Zur Bedeutung von Geschichte

Geschichte ist eine Frage der eigenen Identität und auch der kollektiven Identität. Man kann sich nur als Individuum orientieren an dem, was gegeben ist, deswegen muss man das kennen. Geschichte ist also eine wichtige Voraussetzung der eigenen Identität und nicht nur dazu da, um aus ihr zu lernen. Die Geschichte erklärt mir die Gegenwart, und nur dann kann ich die Zukunft verstehen. Der historisch gebildete Mensch hat eine höhere Problemlösungskompetenz, er wird autarker, weil er sich helfen kann. Das muss doch auch das Ziel eines Museums, von Ausstellungen sein. Auch dem aktuellen Populismus können sich nur die Bildung und die demokratische Kultur entgegenstellen.

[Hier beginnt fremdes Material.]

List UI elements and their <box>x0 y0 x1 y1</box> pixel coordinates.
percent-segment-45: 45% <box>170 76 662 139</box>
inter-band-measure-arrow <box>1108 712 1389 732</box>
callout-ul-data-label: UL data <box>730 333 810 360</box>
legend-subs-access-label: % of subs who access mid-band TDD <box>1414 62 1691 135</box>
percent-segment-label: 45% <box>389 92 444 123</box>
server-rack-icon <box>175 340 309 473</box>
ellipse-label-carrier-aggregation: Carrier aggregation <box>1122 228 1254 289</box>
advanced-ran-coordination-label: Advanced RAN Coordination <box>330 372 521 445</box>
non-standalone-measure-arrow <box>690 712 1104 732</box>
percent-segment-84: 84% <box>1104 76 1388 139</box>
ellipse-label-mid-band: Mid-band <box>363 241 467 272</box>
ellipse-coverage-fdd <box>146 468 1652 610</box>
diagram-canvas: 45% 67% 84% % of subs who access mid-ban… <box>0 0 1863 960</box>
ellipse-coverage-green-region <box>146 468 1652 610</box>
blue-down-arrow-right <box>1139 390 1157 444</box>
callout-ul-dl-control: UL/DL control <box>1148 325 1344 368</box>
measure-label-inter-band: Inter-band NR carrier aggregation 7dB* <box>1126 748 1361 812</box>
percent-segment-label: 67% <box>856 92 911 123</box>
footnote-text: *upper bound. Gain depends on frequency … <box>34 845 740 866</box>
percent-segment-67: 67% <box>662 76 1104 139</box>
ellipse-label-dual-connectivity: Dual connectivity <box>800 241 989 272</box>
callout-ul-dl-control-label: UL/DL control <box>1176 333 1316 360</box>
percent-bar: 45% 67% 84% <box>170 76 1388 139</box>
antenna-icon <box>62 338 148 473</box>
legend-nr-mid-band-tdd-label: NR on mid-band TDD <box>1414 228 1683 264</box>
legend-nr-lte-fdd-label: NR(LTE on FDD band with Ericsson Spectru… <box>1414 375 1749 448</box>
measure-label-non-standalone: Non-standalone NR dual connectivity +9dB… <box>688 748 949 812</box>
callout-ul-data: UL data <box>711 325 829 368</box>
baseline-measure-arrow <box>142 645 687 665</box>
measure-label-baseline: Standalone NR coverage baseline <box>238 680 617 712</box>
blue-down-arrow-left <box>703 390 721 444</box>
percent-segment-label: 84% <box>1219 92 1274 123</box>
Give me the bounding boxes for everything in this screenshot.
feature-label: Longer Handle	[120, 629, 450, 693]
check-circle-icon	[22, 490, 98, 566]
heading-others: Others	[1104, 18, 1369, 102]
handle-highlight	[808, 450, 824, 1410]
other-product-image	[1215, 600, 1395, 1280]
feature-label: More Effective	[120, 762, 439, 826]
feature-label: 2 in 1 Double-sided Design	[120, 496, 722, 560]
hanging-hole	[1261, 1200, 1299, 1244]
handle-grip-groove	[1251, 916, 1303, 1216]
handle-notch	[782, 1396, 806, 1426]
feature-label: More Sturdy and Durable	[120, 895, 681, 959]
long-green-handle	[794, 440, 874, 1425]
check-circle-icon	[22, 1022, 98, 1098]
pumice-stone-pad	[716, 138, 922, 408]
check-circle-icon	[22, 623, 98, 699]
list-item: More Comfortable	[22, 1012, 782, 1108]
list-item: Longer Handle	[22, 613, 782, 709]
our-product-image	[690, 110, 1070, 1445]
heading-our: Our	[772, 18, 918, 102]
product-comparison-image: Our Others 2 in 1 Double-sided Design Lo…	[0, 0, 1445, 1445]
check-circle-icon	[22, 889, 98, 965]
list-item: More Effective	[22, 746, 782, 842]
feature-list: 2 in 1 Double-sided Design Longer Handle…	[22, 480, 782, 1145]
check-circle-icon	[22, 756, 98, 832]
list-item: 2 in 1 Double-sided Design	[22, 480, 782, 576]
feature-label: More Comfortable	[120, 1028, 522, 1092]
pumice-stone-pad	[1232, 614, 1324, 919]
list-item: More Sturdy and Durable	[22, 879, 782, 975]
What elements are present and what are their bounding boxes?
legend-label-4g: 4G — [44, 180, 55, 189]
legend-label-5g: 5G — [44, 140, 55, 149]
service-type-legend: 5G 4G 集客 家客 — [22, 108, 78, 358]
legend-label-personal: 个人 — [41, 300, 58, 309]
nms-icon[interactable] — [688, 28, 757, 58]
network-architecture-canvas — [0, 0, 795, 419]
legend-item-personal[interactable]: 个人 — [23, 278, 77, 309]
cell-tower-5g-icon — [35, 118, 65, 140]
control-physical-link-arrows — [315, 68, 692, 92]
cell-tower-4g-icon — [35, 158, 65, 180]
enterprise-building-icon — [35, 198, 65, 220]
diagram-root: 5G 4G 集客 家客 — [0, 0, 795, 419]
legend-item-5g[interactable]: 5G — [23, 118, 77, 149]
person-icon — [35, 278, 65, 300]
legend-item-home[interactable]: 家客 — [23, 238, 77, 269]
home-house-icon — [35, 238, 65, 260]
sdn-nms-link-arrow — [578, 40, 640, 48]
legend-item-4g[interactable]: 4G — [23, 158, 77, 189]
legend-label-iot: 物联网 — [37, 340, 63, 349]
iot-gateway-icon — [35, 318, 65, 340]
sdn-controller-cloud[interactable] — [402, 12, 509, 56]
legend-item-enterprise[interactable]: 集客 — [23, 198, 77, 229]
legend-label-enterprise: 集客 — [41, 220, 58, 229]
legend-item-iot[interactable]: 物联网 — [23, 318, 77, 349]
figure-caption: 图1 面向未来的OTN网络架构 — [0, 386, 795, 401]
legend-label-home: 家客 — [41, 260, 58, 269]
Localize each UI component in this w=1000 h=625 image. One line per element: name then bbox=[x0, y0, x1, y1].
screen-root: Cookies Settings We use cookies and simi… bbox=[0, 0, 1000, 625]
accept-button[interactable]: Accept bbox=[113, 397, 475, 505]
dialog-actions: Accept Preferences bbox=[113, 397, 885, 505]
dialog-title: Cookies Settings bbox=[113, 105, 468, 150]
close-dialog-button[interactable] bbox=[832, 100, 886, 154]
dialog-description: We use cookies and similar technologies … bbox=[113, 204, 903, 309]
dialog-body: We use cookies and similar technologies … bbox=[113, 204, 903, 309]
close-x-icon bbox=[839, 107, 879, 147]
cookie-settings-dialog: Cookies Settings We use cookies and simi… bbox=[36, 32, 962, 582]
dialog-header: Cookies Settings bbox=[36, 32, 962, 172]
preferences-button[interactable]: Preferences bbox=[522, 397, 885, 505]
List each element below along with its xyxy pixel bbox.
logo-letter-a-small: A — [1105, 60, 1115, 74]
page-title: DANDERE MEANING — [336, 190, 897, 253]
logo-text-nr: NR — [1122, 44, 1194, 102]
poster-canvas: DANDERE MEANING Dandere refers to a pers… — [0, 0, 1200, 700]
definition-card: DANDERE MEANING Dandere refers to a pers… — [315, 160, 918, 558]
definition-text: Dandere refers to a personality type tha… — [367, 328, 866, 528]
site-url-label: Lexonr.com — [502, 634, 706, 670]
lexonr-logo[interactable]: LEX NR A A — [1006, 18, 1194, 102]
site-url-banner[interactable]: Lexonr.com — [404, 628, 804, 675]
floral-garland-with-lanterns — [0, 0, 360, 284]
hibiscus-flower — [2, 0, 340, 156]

Zur Initiative Stadtmuseum

Es gab von 1905 bis 1943 schon einmal ein Städtisches Museum, die Nazis machten 1931 daraus ein Heimatmuseum, allerdings alles nur ganz provisorisch im Rathaus. Danach waren die städtischen Sammlungen jahrzehntelang in irgendwelchen Räumen gelagert, waren fast schon verwahrlost. Es gab mal Bestrebungen, in der Herrngasse gemeinsam mit dem Kunstverein eine Heimatmuseum einzurichten, aber das scheiterte. In den 1990ern entstand dann eben das Bedürfnis, das zu ändern, so entstand die Initiative Stadtmuseum. Es kann ja nicht sein, dass wir ein derartiges Kulturgut, viele Objekte, Coburger Kunst, eine große Porzellansammlung, dass wir alles das irgendwo unter Ausschluss der Öffentlichkeit wegsperren und der Vernachlässigung preisgeben. Das wollten wir verhindern.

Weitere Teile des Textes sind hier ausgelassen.